What Is the Freezing Temperature of Brass Under Gradual Tension?

[Stuart N]

Hi Everybody,

I'm interested in learning what the freezing temperature of brass might be - at what point would it break / snap when tension applied to it, not impact but gradual tension?

I have no idea how to calculate this as I am a Carpenter and I guess not the usual user of a forum like this!

Seems to be some very knowledgeable guys on here, so if anyone can shed some light on this subject I would be very interested to hear.

Thanks in advance,


Stuart

 

[SteamKing]

Hi Everybody,

I'm interested in learning what the freezing temperature of brass might be - at what point would it break / snap when tension applied to it, not impact but gradual tension?

I have no idea how to calculate this as I am a Carpenter and I guess not the usual user of a forum like this!

Seems to be some very knowledgeable guys on here, so if anyone can shed some light on this subject I would be very interested to hear.

Thanks in advance,


Stuart

You're asking two separate questions here:

1. What is the freezing point of brass?

2. What's the ultimate strength of brass?

Brass is an alloy, primarily composed of copper and zinc, although other metals may be mixed into the alloy in small quantities.

http://en.wikipedia.org/wiki/Brass

What you need to do is find out what type of brass you have, and then ask these questions.

 

[pixelpuffin]

actually steamking i think he's asking at what temperature does brass transition from stretching and tearing to snapping

 

[AlephZero]

I think "freezing the ****s off a brass monkey" is a metaphorical expression. Any change to a brittle phase in brass is likely to be at very low temperatures - unlike tin alloys, where about -30C is cold enough to convert solid objects into powder.

This temperature effect was known as "tin pest" (because if was thought to be caused by some type of bug "eating" the metal). There are similarly named "zinc pest" and "bronze pest" corrosion effects, either of which might affect brass, but neither of those has anything to do with low temperatures. Wikipedia has articles on all three.

 

[Hyo X]

is this what you're looking for?
http://digicoll.manoa.hawaii.edu/techreports/PDF/NBS101.pdf

 

[Q_Goest]

I'm interested in learning what the freezing temperature of brass might be - at what point would it break / snap when tension applied to it, not impact but gradual tension?

Hi Stuart. Welcome to the board.

Generally when we talk about a freezing temperature, we're referring to the temperature where the material changes from liquid to solid or back again. For brass as you might expect, that temperature is pretty high. It's on the order of 1700 F. But I don't think that's what you really are trying to get at because you want to know what point brass would break or snap when a gradual tension is applied to it. The short answer is that there is no such temperature. In fact, even for steel or iron, as long as the material is cooled gradually, there won't be any point that it will suddenly snap if you simply apply a gradual load. I design reciprocating cryogenic pumps that operate down to just a few degrees above absolute zero, and brass alloys work very well even for impact loads at that temperature.

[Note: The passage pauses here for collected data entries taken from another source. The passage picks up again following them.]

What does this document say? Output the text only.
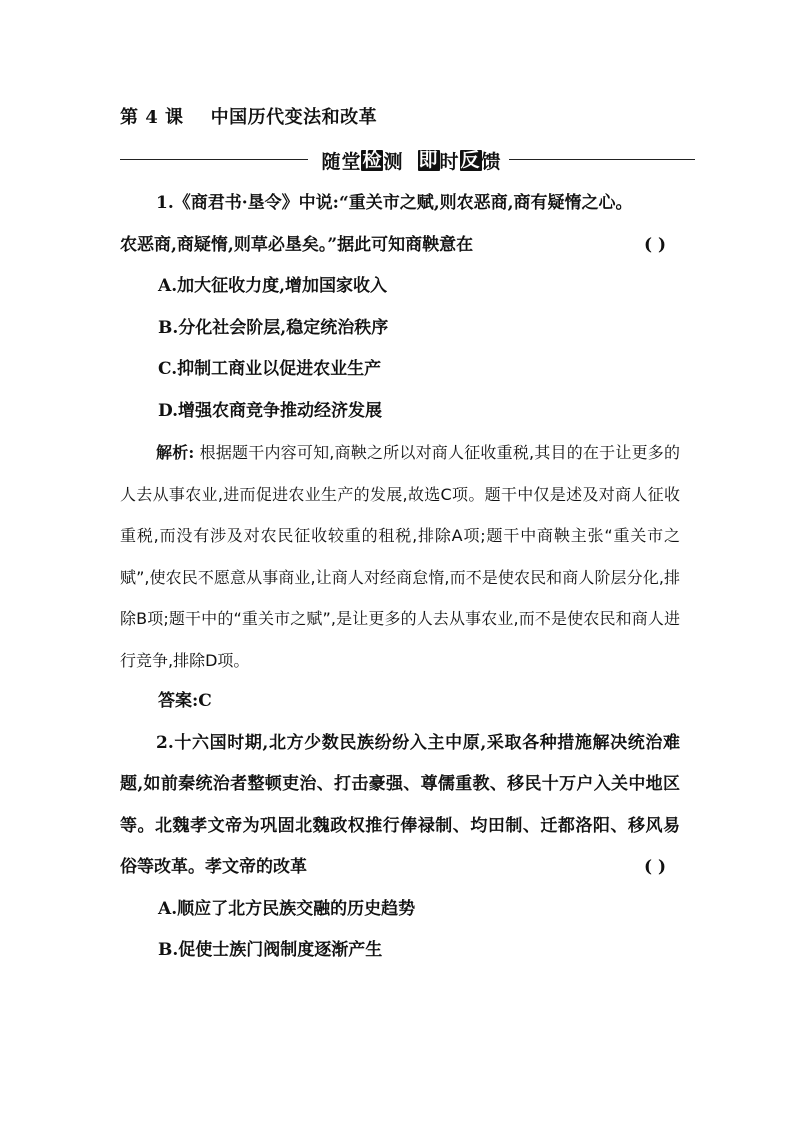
第 4 课    中国历代变法和改革
随 堂 检 测 即 时 反 馈

1.《商君书·垦令》中说:“重关市之赋,则农恶商,商有疑惰之心。

农恶商,商疑惰,则草必垦矣。”据此可知商鞅意在	( )

A.加大征收力度,增加国家收入

B.分化社会阶层,稳定统治秩序

C.抑制工商业以促进农业生产

D.增强农商竞争推动经济发展

解析: 根据题干内容可知,商鞅之所以对商人征收重税,其目的在于让更多的人去从事农业,进而促进农业生产的发展,故选C项。题干中仅是述及对商人征收重税,而没有涉及对农民征收较重的租税,排除A项;题干中商鞅主张“重关市之赋”,使农民不愿意从事商业,让商人对经商怠惰,而不是使农民和商人阶层分化,排除B项;题干中的“重关市之赋”,是让更多的人去从事农业,而不是使农民和商人进行竞争,排除D项。

答案:C

2.十六国时期,北方少数民族纷纷入主中原,采取各种措施解决统治难题,如前秦统治者整顿吏治、打击豪强、尊儒重教、移民十万户入关中地区等。北魏孝文帝为巩固北魏政权推行俸禄制、均田制、迁都洛阳、移风易俗等改革。孝文帝的改革	( )

A.顺应了北方民族交融的历史趋势

B.促使士族门阀制度逐渐产生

Copper alloys, like most materials, actually increase in strength as the temperature drops. Hyo X provided a graph of temperature (x axis) versus strength (y axis) which shows how various alloys of copper (ie: brass) increase in strength as they get colder. That's fairly common for most metals and plastics as well. They tend to get stronger as they get colder. You've probably seen things like a flower or a tennis ball get dunked in liquid nitrogen (-320 F) and they become very brittle and can shatter like glass. But the fact is, they don't suddenly break just because they get cold.

The second graph Hyo X provided shows how elongation varies with temperature. As the material gets colder, the various alloys shown remain ductile (ie: the amount they will 'stretch' when you apply a load to them, does not vary significantly over the range of temperature given. This means they remain ductile and would bend or stretch at low temperture just as well as they would at room temperature. That's true for most copper alloys.